Vous avez pu le constater sur les photos de l’événement, les spectateurs participent grandement à l’ambiance en jouant le jeu de la tenue d’époque. On retrouve de toute les époques jusqu’à la fin des années 60 même si quelques hippies, probablement en avance sur leur temps, arrivent à se glisser dans la foule. Les femmes rivalisent d’élégance tandis que les hommes se répartissent entre militaires, mécanos et nœud-pap’ / cravate.

N’allez pas non plus investir dans un costard à carreaux Gucci pour l’occasion, n’oubliez pas que tout se passe en extérieur, dans l’herbe voire la boue lorsque la pluie persiste.

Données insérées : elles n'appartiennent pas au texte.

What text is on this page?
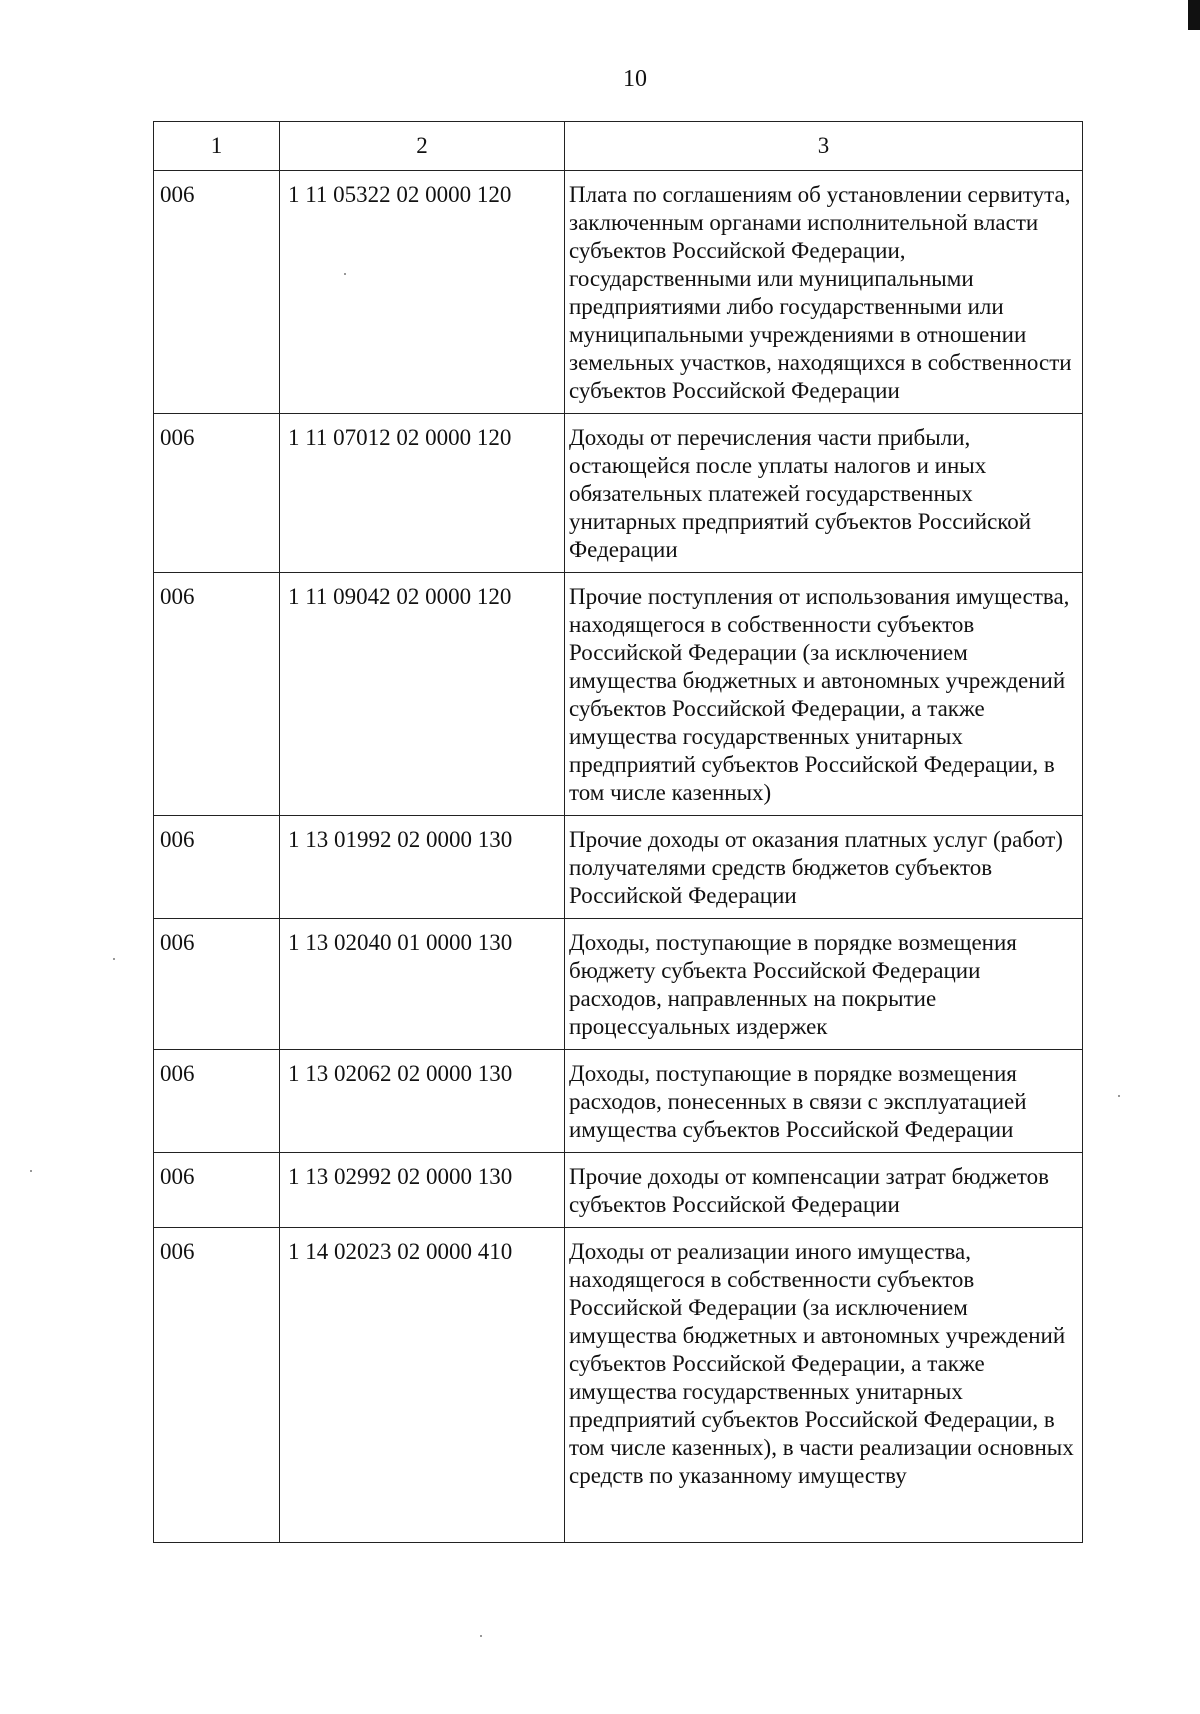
10
1	2	3
006	1 11 05322 02 0000 120	Плата по соглашениям об установлении сервитута, заключенным органами исполнительной власти субъектов Российской Федерации, государственными или муниципальными предприятиями либо государственными или муниципальными учреждениями в отношении земельных участков, находящихся в собственности субъектов Российской Федерации
006	1 11 07012 02 0000 120	Доходы от перечисления части прибыли, остающейся после уплаты налогов и иных обязательных платежей государственных унитарных предприятий субъектов Российской Федерации
006	1 11 09042 02 0000 120	Прочие поступления от использования имущества, находящегося в собственности субъектов Российской Федерации (за исключением имущества бюджетных и автономных учреждений субъектов Российской Федерации, а также имущества государственных унитарных предприятий субъектов Российской Федерации, в том числе казенных)
006	1 13 01992 02 0000 130	Прочие доходы от оказания платных услуг (работ) получателями средств бюджетов субъектов Российской Федерации
006	1 13 02040 01 0000 130	Доходы, поступающие в порядке возмещения бюджету субъекта Российской Федерации расходов, направленных на покрытие процессуальных издержек
006	1 13 02062 02 0000 130	Доходы, поступающие в порядке возмещения расходов, понесенных в связи с эксплуатацией имущества субъектов Российской Федерации
006	1 13 02992 02 0000 130	Прочие доходы от компенсации затрат бюджетов субъектов Российской Федерации
006	1 14 02023 02 0000 410	Доходы от реализации иного имущества, находящегося в собственности субъектов Российской Федерации (за исключением имущества бюджетных и автономных учреждений субъектов Российской Федерации, а также имущества государственных унитарных предприятий субъектов Российской Федерации, в том числе казенных), в части реализации основных средств по указанному имуществу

Du coup Emmaüs ou une friperie équivalente pourra vous donner une bonne opportunité de « déguisement » à moindre coût. Pour les plus last minute d’entre vous, chaque petit village anglais offre au moins un charity shop qui pourra vous dépanner.

Coté chaussures pensez confort avant look, en évitant quand même les Nike orange, car vous allez faire des kilomètres dans le week-end ! Mais s’il vous plait faites l’effort de jouer le jeu, vous verrez que l’expérience est encore plus intense lorsque l’on fait partie du décor, et les gens « modernes » sont tellement peu nombreux que ce sont finalement eux qui se font remarquer.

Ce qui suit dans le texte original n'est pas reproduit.